Published 10:11 pm Wednesday, August 2, 2017
MANKATO — Whether they pick Kai Forbath or Marshall Koehn, the Minnesota Vikings badly need their kicker to come through after all those points squandered last season.
Koehn sure delivered last year.
While Forbath was settling in after a midseason switch from Blair Walsh in Minnesota, Koehn was making carpet and tile drop-offs for a flooring company in eastern Iowa. He lived with his parents and tried to keep his leg, mind and body in shape on the side between deliveries.
“It was a really good gig,” Koehn said. “My boss was pretty good to us.”
Kicking for the Vikings would be a pretty good job, too.
Their home games are indoors, after all, about a 4 1/2-hour drive from the Iowa City area where he was raised and eventually became a pro prospect with Iowa. He started as a walk-on and tallied 95 points in 2015 for the Hawkeyes, the ninth-most in program history.
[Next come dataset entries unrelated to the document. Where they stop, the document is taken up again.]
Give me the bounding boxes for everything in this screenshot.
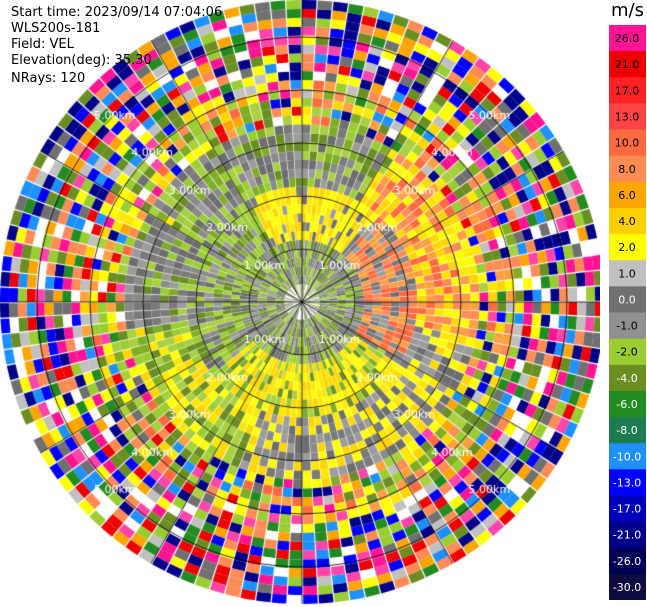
colorbar-tick-label: -17.0 xyxy=(613,503,641,516)
colorbar-tick-label: 0.0 xyxy=(618,293,636,306)
colorbar-swatch xyxy=(609,443,646,470)
elevation-label: Elevation(deg): 35.30 xyxy=(11,53,152,68)
colorbar: 26.0 21.0 17.0 13.0 10.0 8.0 6.0 4.0 2.0 1.0 0.0 -1… xyxy=(609,25,646,600)
colorbar-swatch xyxy=(609,364,646,392)
colorbar-tick-label: -26.0 xyxy=(613,555,641,568)
colorbar-swatch xyxy=(609,495,646,523)
colorbar-unit-label: m/s xyxy=(611,0,644,21)
colorbar-swatch xyxy=(609,286,646,313)
colorbar-tick-label: 13.0 xyxy=(615,110,640,123)
colorbar-tick-label: 1.0 xyxy=(618,267,636,280)
colorbar-swatch xyxy=(609,390,646,418)
colorbar-tick-label: 4.0 xyxy=(618,215,636,228)
colorbar-swatch xyxy=(609,25,646,52)
colorbar-swatch xyxy=(609,77,646,104)
colorbar-swatch xyxy=(609,260,646,287)
colorbar-tick-label: -4.0 xyxy=(616,372,637,385)
colorbar-swatch xyxy=(609,181,646,209)
colorbar-tick-label: -8.0 xyxy=(616,424,637,437)
colorbar-swatch xyxy=(609,547,646,575)
colorbar-tick-label: -6.0 xyxy=(616,398,637,411)
colorbar-swatch xyxy=(609,51,646,78)
colorbar-tick-label: 21.0 xyxy=(615,58,640,71)
ppi-radar-plot xyxy=(0,0,600,607)
colorbar-swatch xyxy=(609,417,646,444)
colorbar-tick-label: 8.0 xyxy=(618,163,636,176)
colorbar-tick-label: -30.0 xyxy=(613,581,641,594)
colorbar-tick-label: -10.0 xyxy=(613,450,641,463)
colorbar-swatch xyxy=(609,469,646,496)
nrays-label: NRays: 120 xyxy=(11,71,86,86)
colorbar-tick-label: -1.0 xyxy=(616,320,637,333)
colorbar-swatch xyxy=(609,207,646,235)
field-label: Field: VEL xyxy=(11,37,74,52)
colorbar-tick-label: -2.0 xyxy=(616,346,637,359)
colorbar-tick-label: 17.0 xyxy=(615,84,640,97)
start-time-label: Start time: 2023/09/14 07:04:06 xyxy=(11,5,223,20)
colorbar-swatch xyxy=(609,338,646,366)
colorbar-swatch xyxy=(609,234,646,261)
colorbar-tick-label: 10.0 xyxy=(615,137,640,150)
colorbar-swatch xyxy=(609,103,646,131)
colorbar-tick-label: 26.0 xyxy=(615,32,640,45)
colorbar-swatch xyxy=(609,312,646,340)
colorbar-swatch xyxy=(609,521,646,549)
colorbar-tick-label: 6.0 xyxy=(618,189,636,202)
colorbar-tick-label: -13.0 xyxy=(613,476,641,489)
colorbar-tick-label: -21.0 xyxy=(613,529,641,542)
colorbar-swatch xyxy=(609,129,646,157)
colorbar-swatch xyxy=(609,155,646,183)
colorbar-tick-label: 2.0 xyxy=(618,241,636,254)
instrument-label: WLS200s-181 xyxy=(11,21,101,36)
colorbar-swatch xyxy=(609,573,646,600)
Koehn vied last year in Miami with Andrew Franks, who’d been the Dolphins’ kicker in 2015, before being cut at the end of training camp. Koehn has the home run hitter’s leg, giving him a probably advantage in kickoffs and long-range field goals, but Forbath has the 58 games of NFL experience and an 86.6 percent conversion rate for career field goals.
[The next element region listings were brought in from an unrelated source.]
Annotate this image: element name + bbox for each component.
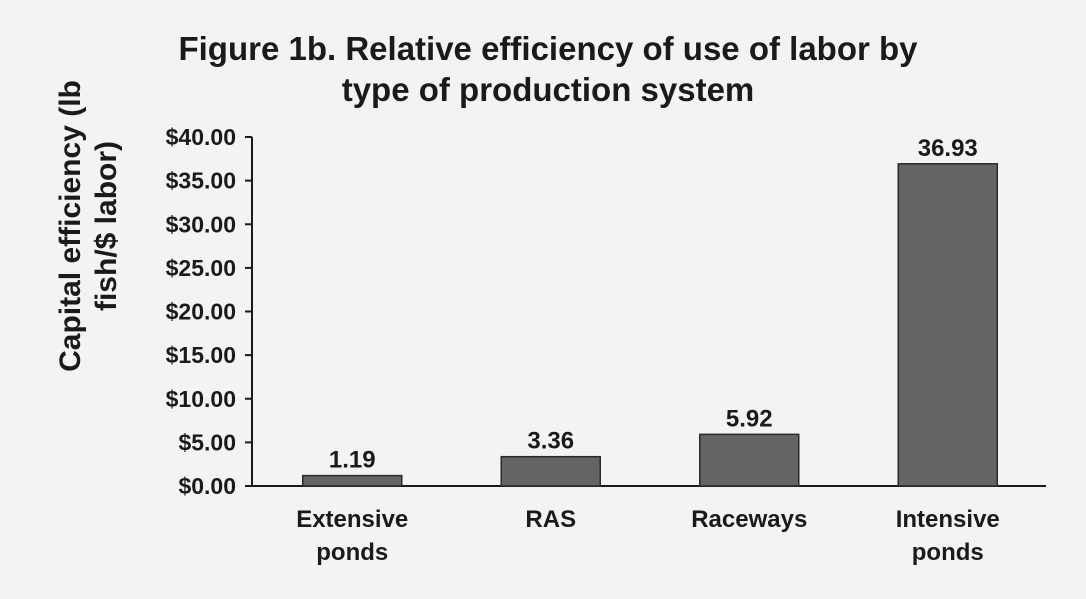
y-tick-label: $0.00 (178, 473, 236, 499)
y-axis-ticks: $0.00 $5.00 $10.00 $15.00 $20.00 $25.00 $30.00… (166, 124, 252, 499)
y-tick-label: $35.00 (166, 168, 236, 194)
y-tick-label: $25.00 (166, 255, 236, 281)
category-label: Extensive (296, 506, 408, 533)
category-label: Intensive (896, 506, 1000, 533)
y-axis-label: Capital efficiency (lb fish/$ labor) (54, 80, 123, 372)
y-axis-label-line: fish/$ labor) (90, 141, 123, 311)
category-label: ponds (912, 539, 984, 566)
data-label: 5.92 (726, 405, 773, 432)
y-tick-label: $5.00 (178, 429, 236, 455)
y-axis-label-line: Capital efficiency (lb (54, 80, 87, 372)
y-tick-label: $15.00 (166, 342, 236, 368)
x-axis-categories: Extensive ponds RAS Raceways Intensive ponds (296, 506, 1000, 566)
data-labels: 1.19 3.36 5.92 36.93 (329, 135, 978, 474)
category-label: RAS (525, 506, 576, 533)
y-tick-label: $30.00 (166, 211, 236, 237)
bar (302, 474, 403, 487)
y-tick-label: $10.00 (166, 386, 236, 412)
bar (500, 455, 601, 487)
bars (302, 163, 998, 487)
y-tick-label: $40.00 (166, 124, 236, 150)
data-label: 1.19 (329, 447, 376, 474)
bar (897, 163, 998, 487)
chart-title: Figure 1b. Relative efficiency of use of… (178, 30, 918, 108)
chart-title-line: Figure 1b. Relative efficiency of use of… (178, 30, 918, 67)
y-tick-label: $20.00 (166, 299, 236, 325)
data-label: 3.36 (527, 428, 574, 455)
category-label: ponds (316, 539, 388, 566)
category-label: Raceways (691, 506, 807, 533)
data-label: 36.93 (918, 135, 978, 162)
bar (699, 433, 800, 487)
chart-title-line: type of production system (342, 71, 755, 108)
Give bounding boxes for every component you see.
“I’ve been in a couple competitions like this, and I know it brings out the best in both guys,” Koehn said. “Hopefully that’ll happen here too.”
Forbath made 15 of 15 field goals in seven games for the Vikings, despite missing three extra points. The scramble for a roster spot is familiar to him too.
“Obviously it’s a competition, but I don’t see it that way,” Forbath said. “I just see it as a way for me to get better. Obviously it’s the best man wins, but I don’t focus on what anyone else is doing. I just kind of focus on myself and getting myself ready.”
Walsh never recovered from his failed 27-yard field goal try in the closing seconds of a 10-9 loss to Seattle in the first round of the playoffs after the 2015 season. After missing four extra points and four field goals in the first nine games, Walsh was released .
One week before that, the Vikings included both Forbath and Koehn in a group of six free-agent kickers for a tryout. With that, plus about two months of organized spring workouts and the first week of training camp now on tape, the front office and the coaching staff have already had plenty of time to formulate an opinion about which of the two will be better to keep for 2017.
The kicks that will really matter, though, are about to come in the form of four preseason games. That starts with Minnesota’s opener at Buffalo on Aug. 10, with both Forbath and Koehn likely to take turns on extra points, field goals and kickoffs. The Vikings are also choosing a punter, between Ryan Quigley and Taylor Symmank.
“You always want a strong-legged guy, but again, Kai is better than he was a year ago in my opinion. Marshall is a strong-legged guy. Marshall, his task is to be more consistent on field goals, and Kai’s is continuing to be consistent on field goals and of course extra points for both of them and to be better on kickoffs as well,” special teams coordinator Mike Priefer said.
Though Forbath has live action in the league on his resume, Koehn is no stranger to pressure after kicking in Big Ten games with an ardent fan base behind him. As a junior in 2014, in the second game of the season, he missed two field goals under 40 yards.
“Basically got booed off of Kinnick Stadium,” he said.
Then he bounced back the next week with a 44-yard make late in the fourth quarter to tie the game against rival Iowa State.
“That’s what your coaches want to see, how you’re going to respond when you’re down,” Koehn said. “You can’t let one kick affect the next.”